Some common generalizations that may be helpful:
- Generic web problem or question, search
<my query> mdnto see what answers are available on MDN (Mozilla Web Docs).
- Framework specific web problem, search
<my query> framework
- Looking for a package,
<my query> <package-manager>, i.e.
state machine npm
- Looking for tribal knowledge from your team, write a message in your chat with what you've already tried, what you're trying to solve (not just how to do X) and where you've already looked and searched for. You're much more likely to find answers that way.
All decisions have tradeoffs
There are no silver bullets. Everything you do will be a shit sandwich.
Bleeding edge technology? Painful growing pains that haven't been solved yet. Possibly some bugs. Lots of heartache. But probably some really nice benefit.
Old school, tried and true technology? Probably great support in the community, lots of documentation, minimal bugs. But doing something modern might be clunkier than the latest and greatest, and you may not be able to take advantage of the newest performance and features that a modern approach offers.
Everything you work on is one if statement away from crashing
Most things feel duck taped together. No matter how large your scale is, how smart your colleagues are or how much money your product is making. It's not always a bad thing, unless you're terrified to break things every time you make a change or your user's data is at risk.

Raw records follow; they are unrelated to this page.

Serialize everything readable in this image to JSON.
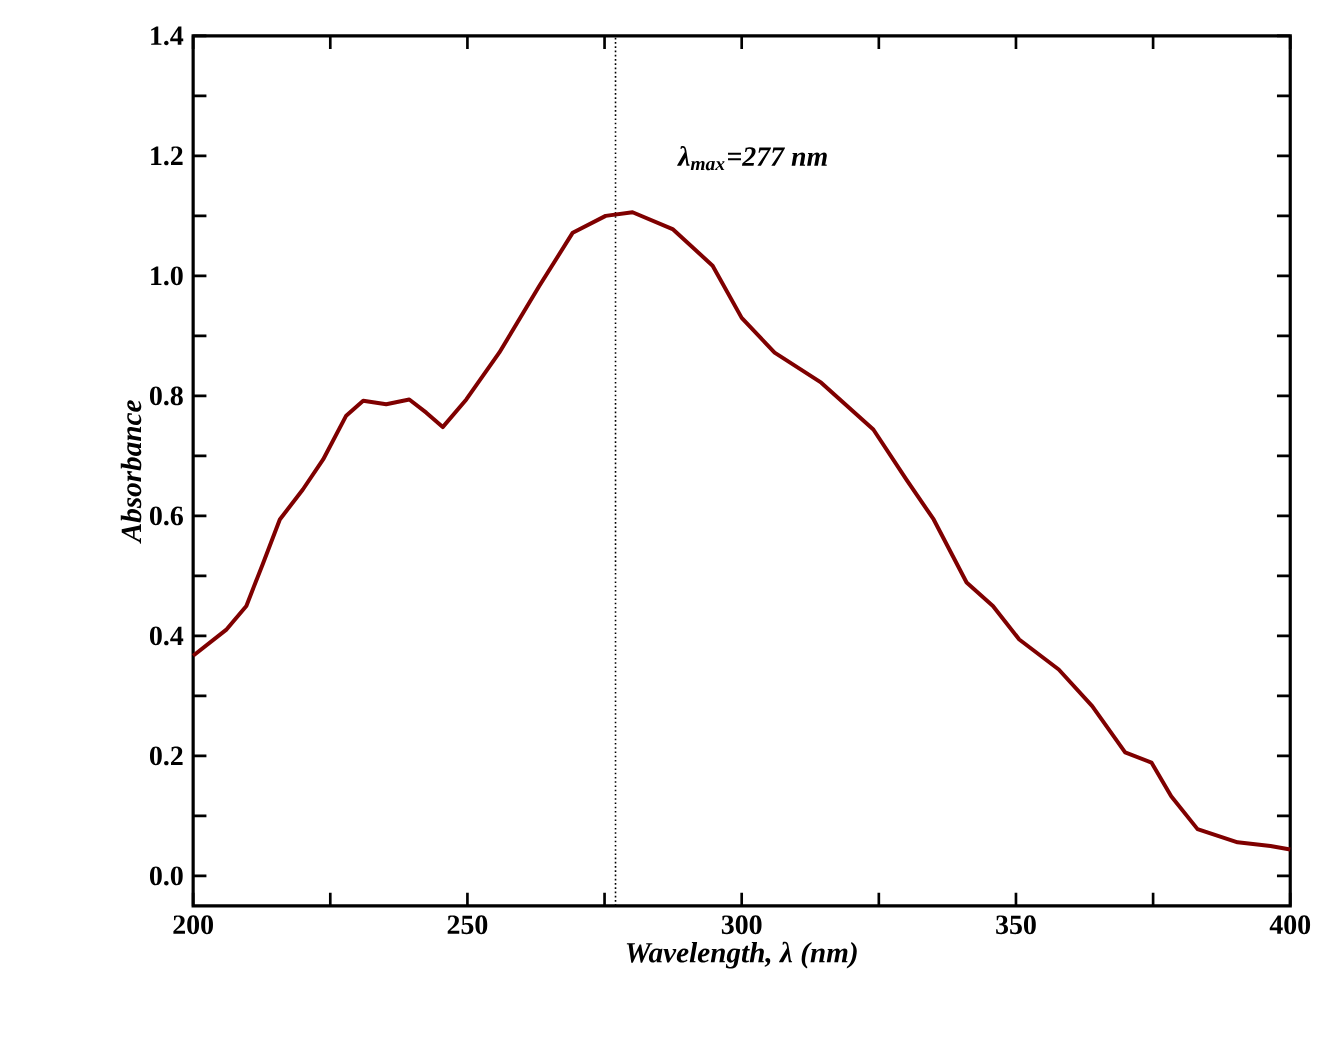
{
  "chart_data": {
    "type": "line",
    "xlabel": "Wavelength, λ (nm)",
    "ylabel": "Absorbance",
    "x": [
      200,
      206,
      209.7,
      212.7,
      215.8,
      220,
      223.7,
      227.9,
      231,
      235.2,
      239.4,
      242.5,
      245.5,
      249.8,
      255.8,
      263.1,
      269.2,
      275.2,
      280.1,
      287.4,
      294.7,
      300,
      306,
      314.5,
      324,
      330,
      335,
      341,
      345.8,
      350.6,
      357.8,
      363.9,
      369.9,
      374.7,
      378.3,
      383.1,
      390.4,
      396.4,
      400
    ],
    "series": [
      {
        "color": "#7f0000",
        "values": [
          0.367,
          0.41,
          0.45,
          0.52,
          0.594,
          0.644,
          0.694,
          0.767,
          0.792,
          0.786,
          0.794,
          0.772,
          0.748,
          0.794,
          0.872,
          0.983,
          1.072,
          1.1,
          1.106,
          1.078,
          1.017,
          0.93,
          0.872,
          0.822,
          0.744,
          0.661,
          0.594,
          0.489,
          0.45,
          0.394,
          0.344,
          0.283,
          0.206,
          0.189,
          0.133,
          0.078,
          0.056,
          0.05,
          0.044
        ]
      }
    ],
    "xlim": [
      200,
      400
    ],
    "ylim": [
      -0.05,
      1.4
    ],
    "xticks": [
      200,
      {
        "value": 225,
        "label": null
      },
      250,
      {
        "value": 275,
        "label": null
      },
      300,
      {
        "value": 325,
        "label": null
      },
      350,
      {
        "value": 375,
        "label": null
      },
      400
    ],
    "yticks": [
      {
        "value": 0,
        "label": "0.0"
      },
      {
        "value": 0.1,
        "label": null
      },
      {
        "value": 0.2,
        "label": "0.2"
      },
      {
        "value": 0.3,
        "label": null
      },
      {
        "value": 0.4,
        "label": "0.4"
      },
      {
        "value": 0.5,
        "label": null
      },
      {
        "value": 0.6,
        "label": "0.6"
      },
      {
        "value": 0.7,
        "label": null
      },
      {
        "value": 0.8,
        "label": "0.8"
      },
      {
        "value": 0.9,
        "label": null
      },
      {
        "value": 1.0,
        "label": "1.0"
      },
      {
        "value": 1.1,
        "label": null
      },
      {
        "value": 1.2,
        "label": "1.2"
      },
      {
        "value": 1.3,
        "label": null
      },
      {
        "value": 1.4,
        "label": "1.4"
      }
    ],
    "ref_lines": [
      {
        "axis": "x",
        "value": 277,
        "label": "λ$_{max}$=277 nm",
        "color": "#000000",
        "line_style": "dotted"
      }
    ],
    "marker": "none"
  }
}
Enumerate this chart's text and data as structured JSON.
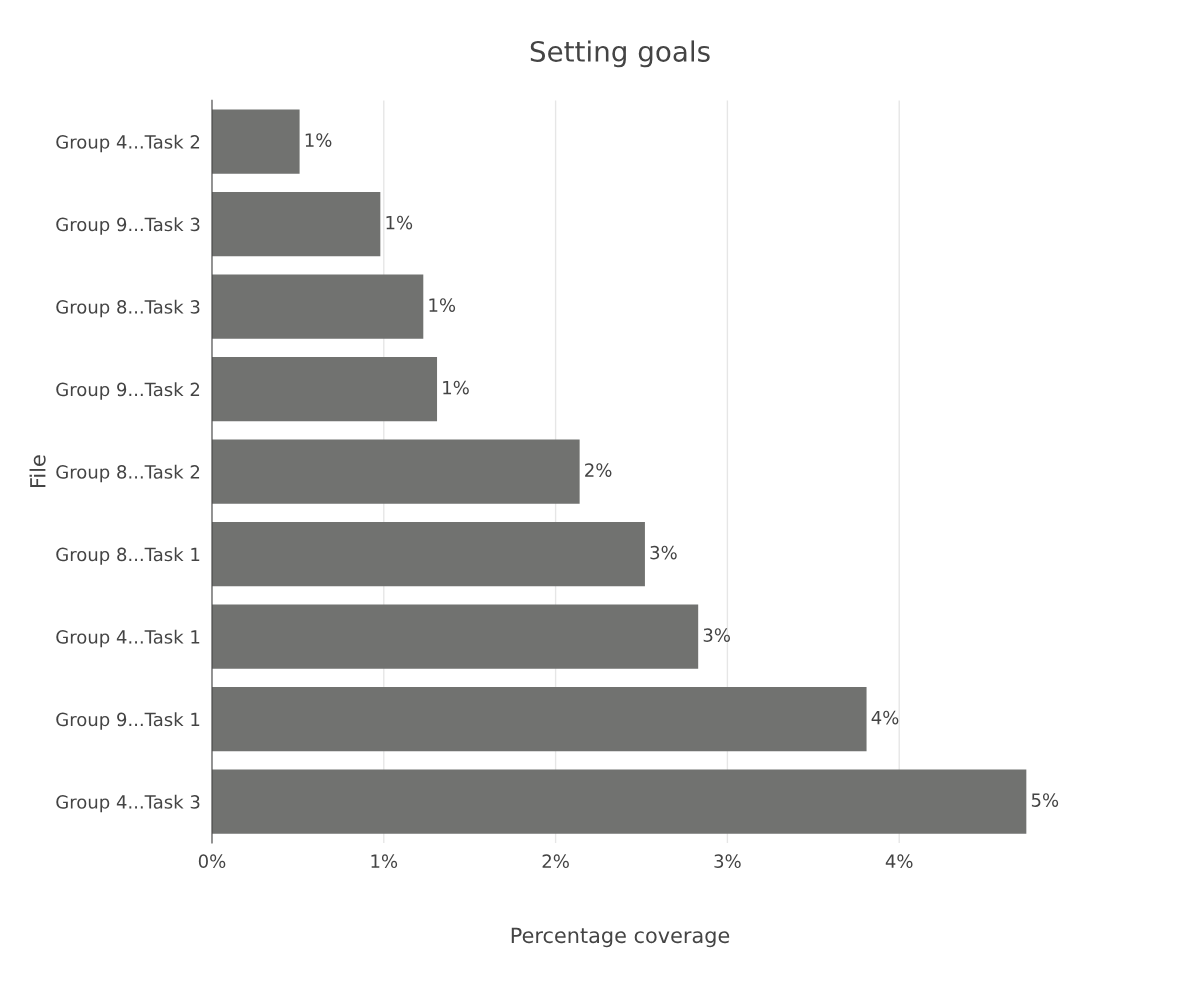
{
  "chart_data": {
    "type": "bar",
    "orientation": "horizontal",
    "title": "Setting goals",
    "xlabel": "Percentage coverage",
    "ylabel": "File",
    "categories": [
      "Group 4...Task 2",
      "Group 9...Task 3",
      "Group 8...Task 3",
      "Group 9...Task 2",
      "Group 8...Task 2",
      "Group 8...Task 1",
      "Group 4...Task 1",
      "Group 9...Task 1",
      "Group 4...Task 3"
    ],
    "values": [
      0.51,
      0.98,
      1.23,
      1.31,
      2.14,
      2.52,
      2.83,
      3.81,
      4.74
    ],
    "value_labels": [
      "1%",
      "1%",
      "1%",
      "1%",
      "2%",
      "3%",
      "3%",
      "4%",
      "5%"
    ],
    "color": "#717270",
    "xlim": [
      0,
      4.75
    ],
    "xticks": [
      {
        "value": 0,
        "label": "0%"
      },
      {
        "value": 1,
        "label": "1%"
      },
      {
        "value": 2,
        "label": "2%"
      },
      {
        "value": 3,
        "label": "3%"
      },
      {
        "value": 4,
        "label": "4%"
      }
    ],
    "grid": "x",
    "legend": false
  }
}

This is why automated and manual testing is so valuable. Especially using the product yourself all the time if possible. the faster you find the edge cases, limitations and bugs, the better. it's always better to find and fix things before your users do.
Always be cautious when touching production code for this reason. Especially risky things are find and replace, removing functionality that spans across the application, or touching areas that aren't well understood or tested. Double your caution and testing on these changes.

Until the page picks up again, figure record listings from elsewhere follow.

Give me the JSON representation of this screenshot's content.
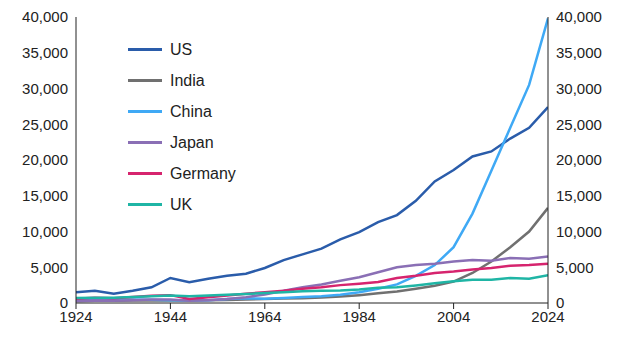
{
  "chart_data": {
    "type": "line",
    "x": [
      1924,
      1928,
      1932,
      1936,
      1940,
      1944,
      1948,
      1952,
      1956,
      1960,
      1964,
      1968,
      1972,
      1976,
      1980,
      1984,
      1988,
      1992,
      1996,
      2000,
      2004,
      2008,
      2012,
      2016,
      2020,
      2024
    ],
    "series": [
      {
        "name": "US",
        "color": "#2a5caa",
        "values": [
          1500,
          1700,
          1300,
          1700,
          2200,
          3500,
          2900,
          3400,
          3800,
          4100,
          4900,
          6000,
          6800,
          7600,
          8900,
          9900,
          11300,
          12300,
          14300,
          17000,
          18600,
          20500,
          21200,
          23000,
          24500,
          27400
        ]
      },
      {
        "name": "India",
        "color": "#707070",
        "values": [
          300,
          320,
          330,
          340,
          350,
          360,
          350,
          380,
          420,
          480,
          550,
          620,
          680,
          780,
          900,
          1100,
          1350,
          1600,
          2000,
          2400,
          3000,
          4200,
          5800,
          7800,
          10000,
          13300
        ]
      },
      {
        "name": "China",
        "color": "#3fa9f5",
        "values": [
          400,
          420,
          450,
          480,
          450,
          400,
          350,
          400,
          550,
          650,
          600,
          700,
          850,
          950,
          1150,
          1500,
          2000,
          2600,
          3800,
          5300,
          7800,
          12500,
          18500,
          24500,
          30500,
          39800
        ]
      },
      {
        "name": "Japan",
        "color": "#8a6fb5",
        "values": [
          250,
          300,
          320,
          400,
          500,
          500,
          300,
          400,
          550,
          800,
          1200,
          1700,
          2200,
          2600,
          3100,
          3600,
          4300,
          5000,
          5300,
          5500,
          5800,
          6000,
          5900,
          6300,
          6200,
          6500
        ]
      },
      {
        "name": "Germany",
        "color": "#d6246e",
        "values": [
          600,
          750,
          650,
          850,
          1000,
          1100,
          550,
          800,
          1050,
          1300,
          1500,
          1700,
          2000,
          2200,
          2500,
          2700,
          2950,
          3500,
          3800,
          4200,
          4400,
          4700,
          4900,
          5200,
          5300,
          5500
        ]
      },
      {
        "name": "UK",
        "color": "#1fb5a5",
        "values": [
          700,
          750,
          730,
          850,
          950,
          1050,
          950,
          1050,
          1150,
          1250,
          1400,
          1500,
          1650,
          1700,
          1750,
          1900,
          2150,
          2200,
          2450,
          2750,
          3050,
          3250,
          3250,
          3500,
          3400,
          3900
        ]
      }
    ],
    "xlim": [
      1924,
      2024
    ],
    "xticks": [
      1924,
      1944,
      1964,
      1984,
      2004,
      2024
    ],
    "ylim": [
      0,
      40000
    ],
    "yticks": [
      0,
      {
        "value": 5000,
        "label": "5,000"
      },
      {
        "value": 10000,
        "label": "10,000"
      },
      {
        "value": 15000,
        "label": "15,000"
      },
      {
        "value": 20000,
        "label": "20,000"
      },
      {
        "value": 25000,
        "label": "25,000"
      },
      {
        "value": 30000,
        "label": "30,000"
      },
      {
        "value": 35000,
        "label": "35,000"
      },
      {
        "value": 40000,
        "label": "40,000"
      }
    ],
    "grid": false,
    "legend": "top-left"
  }
}
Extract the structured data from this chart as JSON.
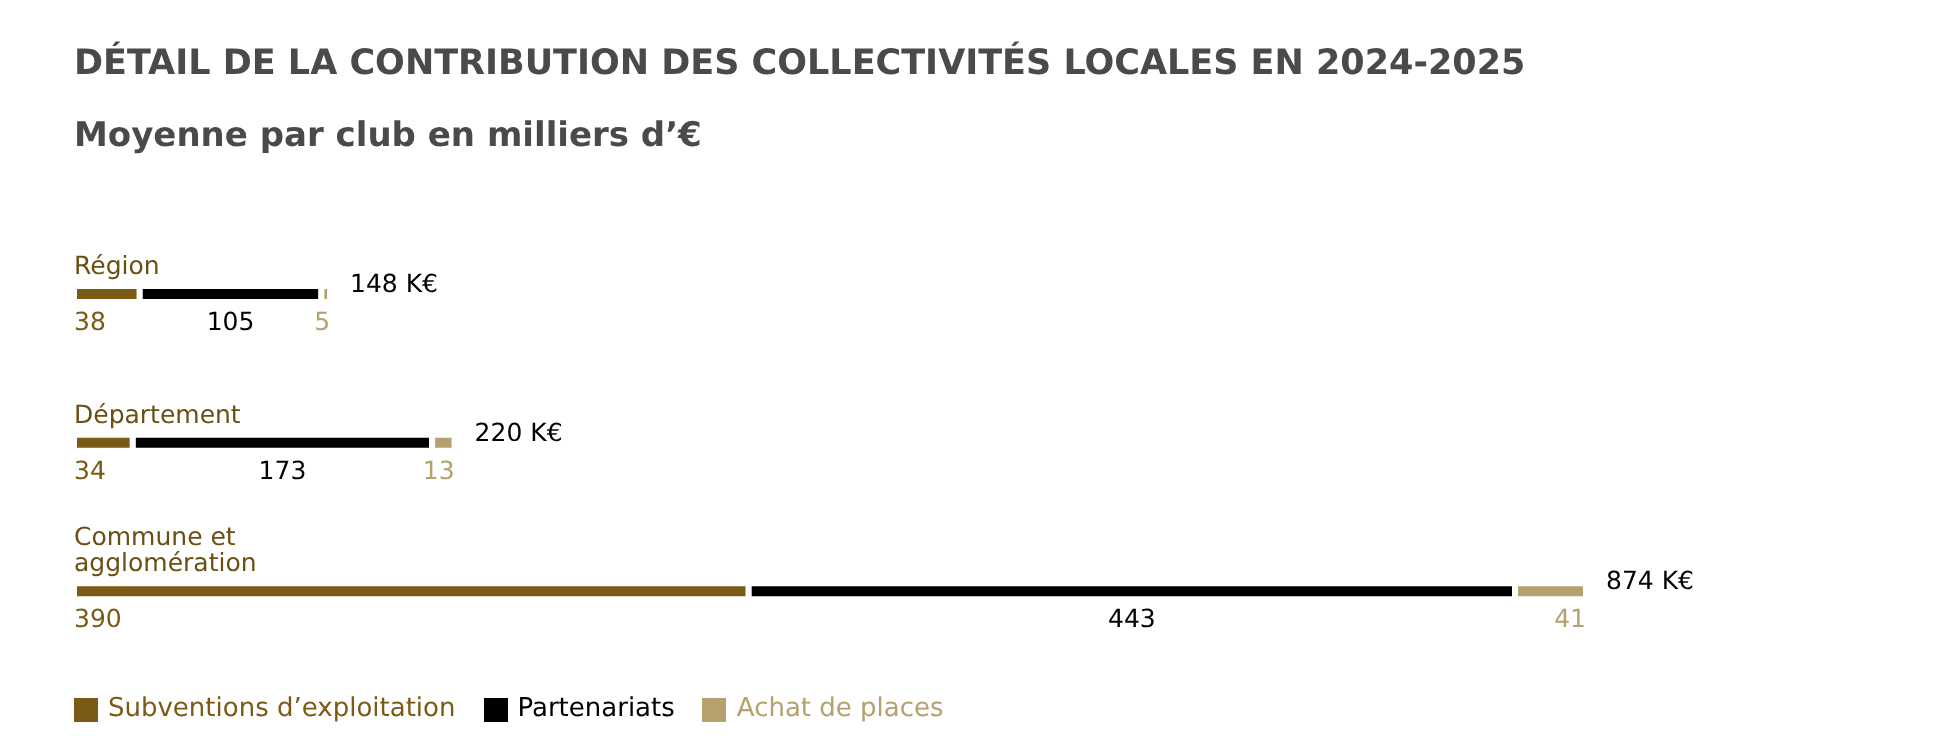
{
  "chart_data": {
    "type": "bar",
    "orientation": "horizontal",
    "stacked": true,
    "title": "DÉTAIL DE LA CONTRIBUTION DES COLLECTIVITÉS LOCALES EN 2024-2025",
    "subtitle": "Moyenne par club en milliers d’€",
    "categories": [
      "Région",
      "Département",
      "Commune et agglomération"
    ],
    "series": [
      {
        "name": "Subventions d’exploitation",
        "color": "#7a5a14",
        "values": [
          38,
          34,
          390
        ]
      },
      {
        "name": "Partenariats",
        "color": "#000000",
        "values": [
          105,
          173,
          443
        ]
      },
      {
        "name": "Achat de places",
        "color": "#b5a06e",
        "values": [
          5,
          13,
          41
        ]
      }
    ],
    "data_labels": true,
    "totals": [
      "148 K€",
      "220 K€",
      "874 K€"
    ],
    "legend": "bottom left",
    "grid": false
  }
}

Avoid judging those who wrote code before you
Related to the last point, the code you're working on has probably made the company money and provided value. If it hasn't, it probably was something that needed to be validated by building it first and it was the right thing to do. Maybe not, but you only know what you know and just because you have hindsight now, always remember that the information you have now likely wasn't available at the time this was being built.
I'm also pretty sure that you hate code that you wrote yourself. Even if just from a few weeks ago! Generally speaking, everyone is constantly learning, doing the best they can with the information they have at the time. This is where documentation on architecture design and decisions is so important. You only know what you know right now and waiting too long is almost always worse than starting something now. This last statement is arguable, but especially in a startup world, moving fast is sometimes even more important than the quality of the product. At least in the beginning.
To do something right, it helps to build it 3 times
Rather than thinking through the perfect way to do something for a month, I'd argue that spending a month rebuilding the feature over and over is more valuable time spent. It reminds me of the anecdotal story of the teacher that told half of the class to get a grade was to make as many clay pots as possible. The other half was to make the best quality pots they could. Skip to the end and the students that had the best quality pots were the ones that made the most. By a long shot.
Don't rush into things just to follow some anecdotal story, but don't spend a ton of time diving too deep into the weeds without actually just getting your hands dirty.